Banks are wary of opening their systems to outsiders, and with good reason. Aside from the atmosphere of fear created by the constant feed of security breaches in the news, the regulations surrounding data protection are also becoming ever stricter. Europe’s revised Payment Services Directive (PSD2) legislation, which was passed by the Council of the European Parliament last year, promises to upend the traditional financial system with its requirement for banks to expose their customer data to third-party service providers through open APIs.
Banks that fail to enter into collaborative ecosystems with partners, fintech or otherwise, will miss out not only on access to a broader set of customers, but also on a myriad of potential revenue opportunities. According to Accenture, “banks that […] deliver new sources of value through customer value ecosystems can provide consumers with an estimated $1,600 in value per US household (compared to less than $100, on average, provided by the bank today)”.

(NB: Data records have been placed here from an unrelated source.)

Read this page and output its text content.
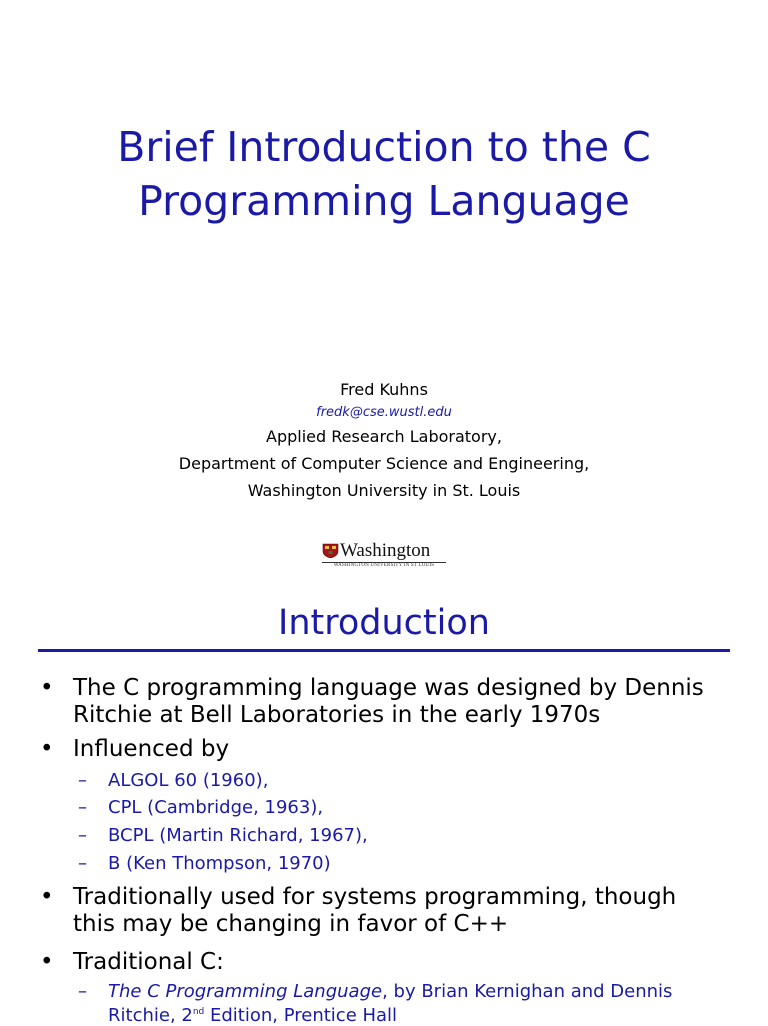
Brief Introduction to the C
Programming Language
Fred Kuhns
fredk@cse.wustl.edu
Applied Research Laboratory,
Department of Computer Science and Engineering,
Washington University in St. Louis
Washington
WASHINGTON UNIVERSITY IN ST LOUIS
Introduction
• The C programming language was designed by Dennis
Ritchie at Bell Laboratories in the early 1970s
• Influenced by
– ALGOL 60 (1960),
– CPL (Cambridge, 1963),
– BCPL (Martin Richard, 1967),
– B (Ken Thompson, 1970)
• Traditionally used for systems programming, though
this may be changing in favor of C++
• Traditional C:
– The C Programming Language, by Brian Kernighan and Dennis
Ritchie, 2nd Edition, Prentice Hall
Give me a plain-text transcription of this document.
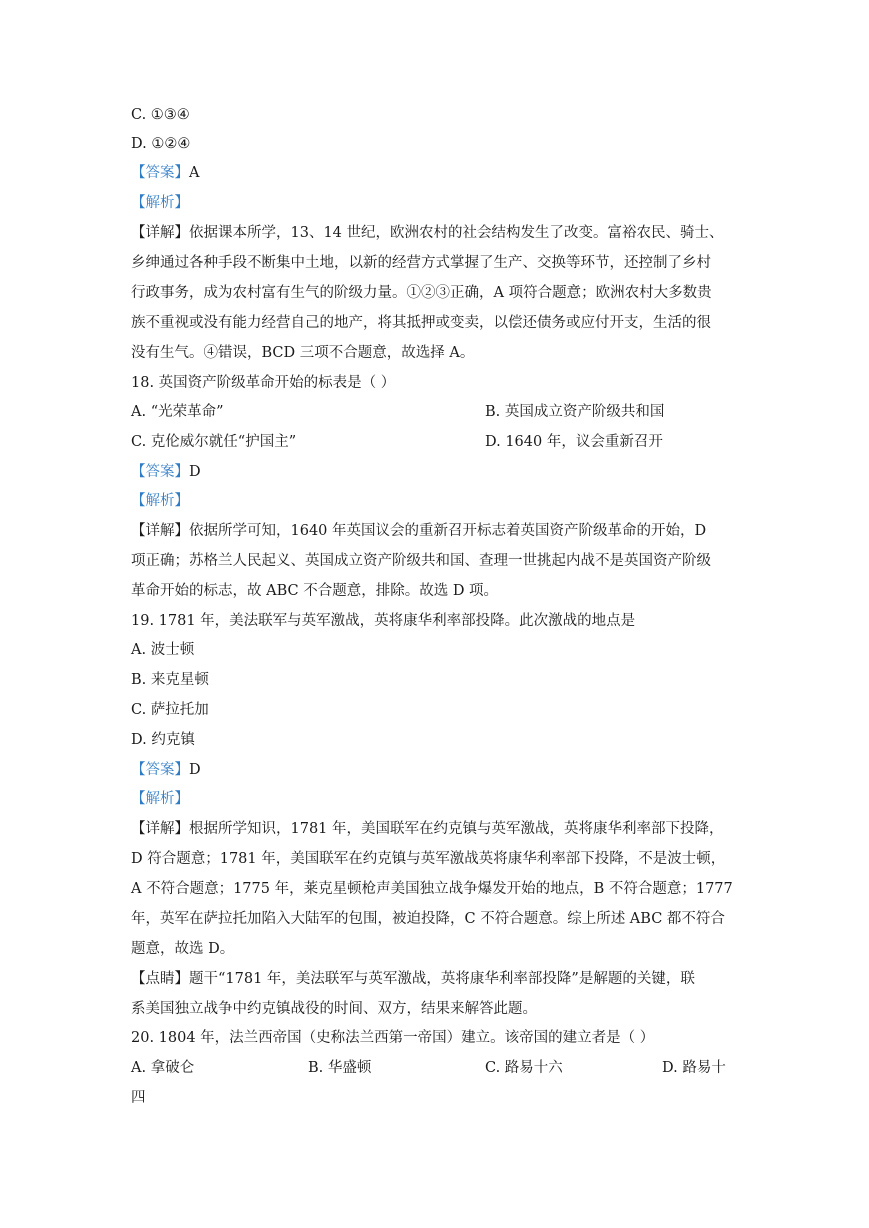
C. ①③④
D. ①②④
【答案】A
【解析】
【详解】依据课本所学，13、14 世纪，欧洲农村的社会结构发生了改变。富裕农民、骑士、
乡绅通过各种手段不断集中土地，以新的经营方式掌握了生产、交换等环节，还控制了乡村
行政事务，成为农村富有生气的阶级力量。①②③正确，A 项符合题意；欧洲农村大多数贵
族不重视或没有能力经营自己的地产，将其抵押或变卖，以偿还债务或应付开支，生活的很
没有生气。④错误，BCD 三项不合题意，故选择 A。
18. 英国资产阶级革命开始的标表是（ ）
A. “光荣革命”	B. 英国成立资产阶级共和国
C. 克伦威尔就任“护国主”	D. 1640 年，议会重新召开
【答案】D
【解析】
【详解】依据所学可知，1640 年英国议会的重新召开标志着英国资产阶级革命的开始，D
项正确；苏格兰人民起义、英国成立资产阶级共和国、查理一世挑起内战不是英国资产阶级
革命开始的标志，故 ABC 不合题意，排除。故选 D 项。
19. 1781 年，美法联军与英军激战，英将康华利率部投降。此次激战的地点是
A. 波士顿
B. 来克星顿
C. 萨拉托加
D. 约克镇
【答案】D
【解析】
【详解】根据所学知识，1781 年，美国联军在约克镇与英军激战，英将康华利率部下投降，
D 符合题意；1781 年，美国联军在约克镇与英军激战英将康华利率部下投降，不是波士顿，
A 不符合题意；1775 年，莱克星顿枪声美国独立战争爆发开始的地点，B 不符合题意；1777
年，英军在萨拉托加陷入大陆军的包围，被迫投降，C 不符合题意。综上所述 ABC 都不符合
题意，故选 D。
【点睛】题干“1781 年，美法联军与英军激战，英将康华利率部投降”是解题的关键，联
系美国独立战争中约克镇战役的时间、双方，结果来解答此题。
20. 1804 年，法兰西帝国（史称法兰西第一帝国）建立。该帝国的建立者是（ ）
A. 拿破仑	B. 华盛顿	C. 路易十六	D. 路易十
四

Accenture lists three things that banks must do in order to capitalise on ecosystems: be fast, be seamless, and be secure. And the latter is exactly where banks should be focusing.
Keep it secret, keep it safe
New technologies for reaching customers are blurring our existing ideas about customer engagement. The bank’s “perimeter” will soon be closer to the customer than ever before, which is why it needs to be secured better than ever before. For example, digital certificates should be a non-negotiable requirement for secure ecosystems. When using these in its authentication processes, a financial institution can be certain it is communicating with a legitimate device; that the communication originated from a trusted source; and that no third party can access or alter the communication.
Banking-grade authentication and verification measures need to be employed throughout the ecosystem, since protecting customer details is paramount. Only a multi-factor, out-of-band channel will counter phishing attacks, keystroke logging, number porting, and other attempts to defraud online and mobile users.
Furthermore, if they are going to embrace the benefits of ecosystems, banks will need to make sure that their partner companies comply with the same strict security standards as they do. Any enterprise that wants to set up as a provider of identity (or otherwise benefit from a platform such as a bank) should put a security protocol in place that is consistent with the relevant standards for their region. After all, banks will be more likely to team up with service providers that are already compliant.
Applying the highest levels of security throughout the ecosystem will give banks and other financial institutions the peace of mind they need to leverage collaborative opportunities.
Case study: Siirto (Finland)
Siirto—a collaborative ecosystem incorporating IT software provider Tieto and ATM operator Automatia, which is owned by Finnish banks OP Bank Group, Nordea Bank and Danske Bank—is scheduled to go live in March 2017. This platform will be a pioneer in two aspects: the first real-time mobile payments service in Finland that works without a credit or debit card, and the first such service in Europe to follow the new PSD2 rules. Sami Uski, Tieto’s Head of Business Development: Banking and Digital Channels, explains that each component of the ecosystem had something specific to contribute: Tieto’s experience and knowledge, Automatia’s infrastructure, and the banks as end-user service providers. “Now, we are looking to lead collaboration further,” says Uski, “not only with banks and payment service providers, but also retailers and other service providers like public transportation.”